Canon printer hacked to run Doom video game
A wireless Canon Pixma printer has been hacked to run classic video game Doom.
The hack was carried out by security researcher Michael Jordon, and it took four months to get the game running on the hardware.
He said he had undertaken the project to demonstrate the security problems surrounding devices that would form the "internet of things".
Canon said it planned to fix the loopholes on future printers to make them harder to subvert.
Like many modern printers, Canon's Pixma range can be accessed via the net, so owners can check the device's status. However, Mr Jordon, who works for Context Information Security, found Canon had done a poor job of securing this method of interrogating the device.
"The web interface has no user name or password on it," he said.

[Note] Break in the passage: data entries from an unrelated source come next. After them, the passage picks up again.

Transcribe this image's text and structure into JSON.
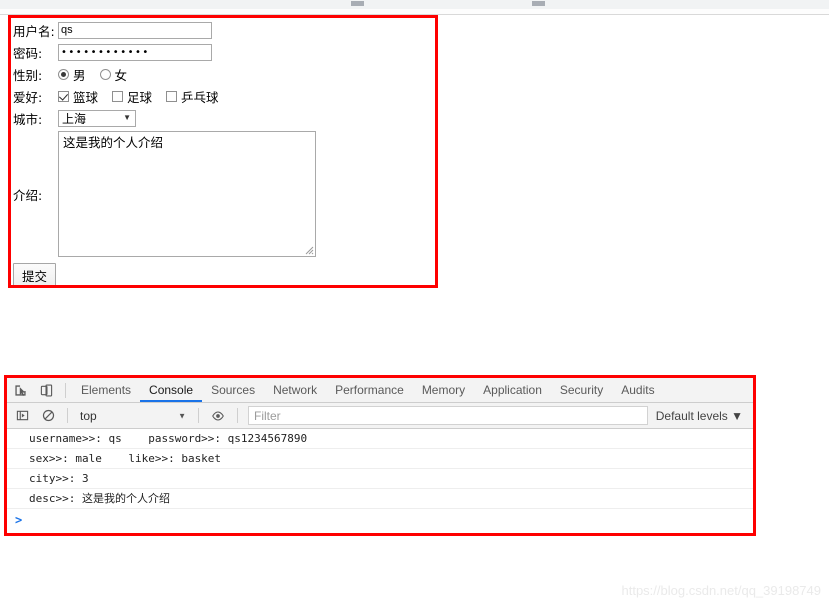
{
  "browser_chrome": {
    "present": true
  },
  "form": {
    "fields": [
      {
        "label": "用户名:",
        "type": "text",
        "value": "qs",
        "name": "username"
      },
      {
        "label": "密码:",
        "type": "password",
        "value": "••••••••••••",
        "name": "password"
      },
      {
        "label": "性别:",
        "type": "radio",
        "name": "sex"
      },
      {
        "label": "爱好:",
        "type": "checkbox",
        "name": "like"
      },
      {
        "label": "城市:",
        "type": "select",
        "name": "city"
      }
    ],
    "username_label": "用户名:",
    "username_value": "qs",
    "password_label": "密码:",
    "password_value": "••••••••••••",
    "sex_label": "性别:",
    "sex_options": [
      {
        "text": "男",
        "checked": true
      },
      {
        "text": "女",
        "checked": false
      }
    ],
    "like_label": "爱好:",
    "like_options": [
      {
        "text": "篮球",
        "checked": true
      },
      {
        "text": "足球",
        "checked": false
      },
      {
        "text": "乒乓球",
        "checked": false
      }
    ],
    "city_label": "城市:",
    "city_selected": "上海",
    "desc_label": "介绍:",
    "desc_value": "这是我的个人介绍",
    "submit_label": "提交"
  },
  "devtools": {
    "toolbar_icons": [
      {
        "name": "inspect-element-icon"
      },
      {
        "name": "device-toolbar-icon"
      }
    ],
    "tabs": [
      {
        "label": "Elements",
        "active": false
      },
      {
        "label": "Console",
        "active": true
      },
      {
        "label": "Sources",
        "active": false
      },
      {
        "label": "Network",
        "active": false
      },
      {
        "label": "Performance",
        "active": false
      },
      {
        "label": "Memory",
        "active": false
      },
      {
        "label": "Application",
        "active": false
      },
      {
        "label": "Security",
        "active": false
      },
      {
        "label": "Audits",
        "active": false
      }
    ],
    "filterbar": {
      "sidebar_toggle_icon": "console-sidebar-icon",
      "clear_icon": "clear-console-icon",
      "context": "top",
      "eye_icon": "live-expression-eye-icon",
      "filter_placeholder": "Filter",
      "filter_value": "",
      "levels": "Default levels ▼"
    },
    "console_lines": [
      "username>>: qs    password>>: qs1234567890",
      "sex>>: male    like>>: basket",
      "city>>: 3",
      "desc>>: 这是我的个人介绍"
    ],
    "prompt": ">"
  },
  "watermark": "https://blog.csdn.net/qq_39198749",
  "colors": {
    "annotation_red": "#fe0000",
    "tab_active_blue": "#1a73e8",
    "prompt_blue": "#1a73e8"
  }
}
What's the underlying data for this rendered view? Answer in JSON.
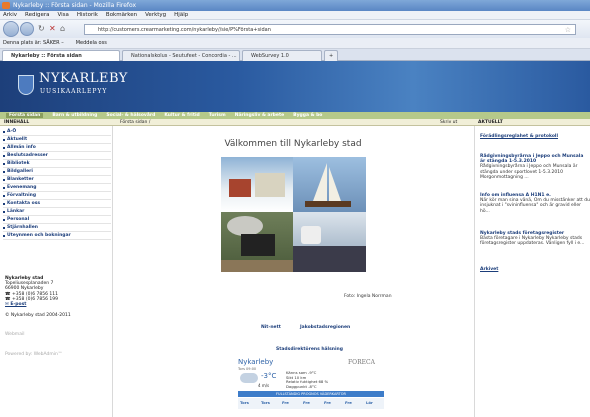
{
  "window": {
    "title": "Nykarleby :: Första sidan - Mozilla Firefox"
  },
  "menu": [
    "Arkiv",
    "Redigera",
    "Visa",
    "Historik",
    "Bokmärken",
    "Verktyg",
    "Hjälp"
  ],
  "address": {
    "url": "http://customers.crearmarketing.com/nykarleby//sie/P%Första+sidan"
  },
  "bookmarks": [
    "Denna plats är: SÄKER –",
    "Meddela oss"
  ],
  "tabs": [
    {
      "label": "Nykarleby :: Första sidan"
    },
    {
      "label": "Nationalskolus - Seutufeet - Concordia - ..."
    },
    {
      "label": "WebSurvey 1.0"
    }
  ],
  "site": {
    "name": "NYKARLEBY",
    "subname": "UUSIKAARLEPYY",
    "nav": [
      "Första sidan",
      "Barn & utbildning",
      "Social- & hälsovård",
      "Kultur & fritid",
      "Turism",
      "Näringsliv & arbete",
      "Bygga & bo"
    ],
    "col_left": "INNEHÅLL",
    "col_mid": "Första sidan /",
    "col_print": "Skriv ut",
    "col_right": "AKTUELLT",
    "left_items": [
      "A-Ö",
      "Aktuellt",
      "Allmän info",
      "Beslutsadresser",
      "Bibliotek",
      "Bildgalleri",
      "Blanketter",
      "Evenemang",
      "Förvaltning",
      "Kontakta oss",
      "Länkar",
      "Personal",
      "Stjärnhallen",
      "Uteynmen och bokningar"
    ],
    "address_lines": [
      "Nykarleby stad",
      "Topeliusesplanaden 7",
      "66900 Nykarleby",
      "☎ +358 (0)6 7856 111",
      "☎ +358 (0)6 7856 199",
      "✉ E-post"
    ],
    "copyright": "© Nykarleby stad 2004-2011",
    "webmail": "Webmail",
    "powered": "Powered by: WebAdmin™",
    "welcome": "Välkommen till Nykarleby stad",
    "photo_caption": "Foto: Ingela Norrman",
    "links": [
      "Nit-nett",
      "Jakobstadsregionen"
    ],
    "link2": "Stadsdirektörens hälsning",
    "weather": {
      "city": "Nykarleby",
      "time": "Tors 09:00",
      "brand": "FORECA",
      "temp": "-3°C",
      "wind": "4 m/s",
      "details": [
        "Känns som -9°C",
        "Sikt 10 km",
        "Relativ fuktighet 68 %",
        "Daggpunkt -8°C"
      ],
      "bar": "FULLSTÄNDIG PROGNOS   VÄDERKARTOR",
      "days": [
        "Tors",
        "Tors",
        "Fre",
        "Fre",
        "Fre",
        "Fre",
        "Lör"
      ]
    },
    "news": [
      {
        "title": "Förädlingsreglahet & protokoll",
        "body": ""
      },
      {
        "title": "Rådgivningsbyrårna i Jeppo och Munsala är stängda 1-5.3.2010",
        "body": "Rådgivningsbyrårna i Jeppo och Munsala är stängda under sportlovet 1-5.3.2010 Morgonmottagning ..."
      },
      {
        "title": "Info om influensa A H1N1 e.",
        "body": "När kör man sina vänä, Om du misstänker att du insjuknat i \"svininfluensa\" och är gravid eller hö..."
      },
      {
        "title": "Nykarleby stads företagsregister",
        "body": "Bästa företagare i Nykarleby Nykarleby stads företagsregister uppdateras. Vänligen fyll i e..."
      },
      {
        "title": "Arkivet",
        "body": ""
      }
    ]
  }
}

That meant anyone could look at the status of any device once they found it, he said. A check via the Shodan search engine suggests there are thousands of potentially vulnerable Pixma printers already discoverable online. There is no evidence that anyone is attacking printers via the route Mr Jordon found.
At first glance, the remote access feature did not look like a problem, until Mr Jordon realised it was possible to update the printer's controlling software, known as firmware, via the interface too.
Although the firmware was encrypted, research revealed it was possible to crack this protection system to reveal the core computer code. Reverse engineering the encryption system used by Canon also meant that if Mr Jordon wrote his own firmware the printer should accept it as authentic.
It was then Mr Jordon conceived the idea of getting the 1993 game running on the printer.
"Running Doom, that's real proof you control the thing," he told the BBC.
"The printer has a 32-bit Arm processor, 10 meg of memory and even the screen is the right size," said Mr Jordon. "I had all the bits, but it was a coding problem to get it all running together."
The biggest problem, he said, had been that the printer's firmware lacked functions provided by the operating system on any PC or other device it was running on. A version of Doom does exist that runs on Arm processors, but a lot of coding and experimentation was needed to convert this so it coped with the internal idiosyncrasies of the printer.
Writing code and getting it running sucked up months of Mr Jordon's spare time, and he finally got it to run two days before he was due to give a speech about the work at the UK's 44Con hacker conference.
"The colour palette is still not quite right," he said. "But it proves the point and it runs quite quickly, though it's not optimised."
Mr Jordon has no plans to fine tune the demonstration and do that optimisation or take on more work to get the game beyond its loading screen, given how much trouble it took to get it working at all.
"I'm so sick of it," he said. "I'm done."
On a blog entry about Mr Jordon's work, Canon said it intended "to provide a fix as quickly as is feasible".
This will involve adding a user name and password field to the web interface for future Pixma printers and issuing an update for existing owners to add the same feature.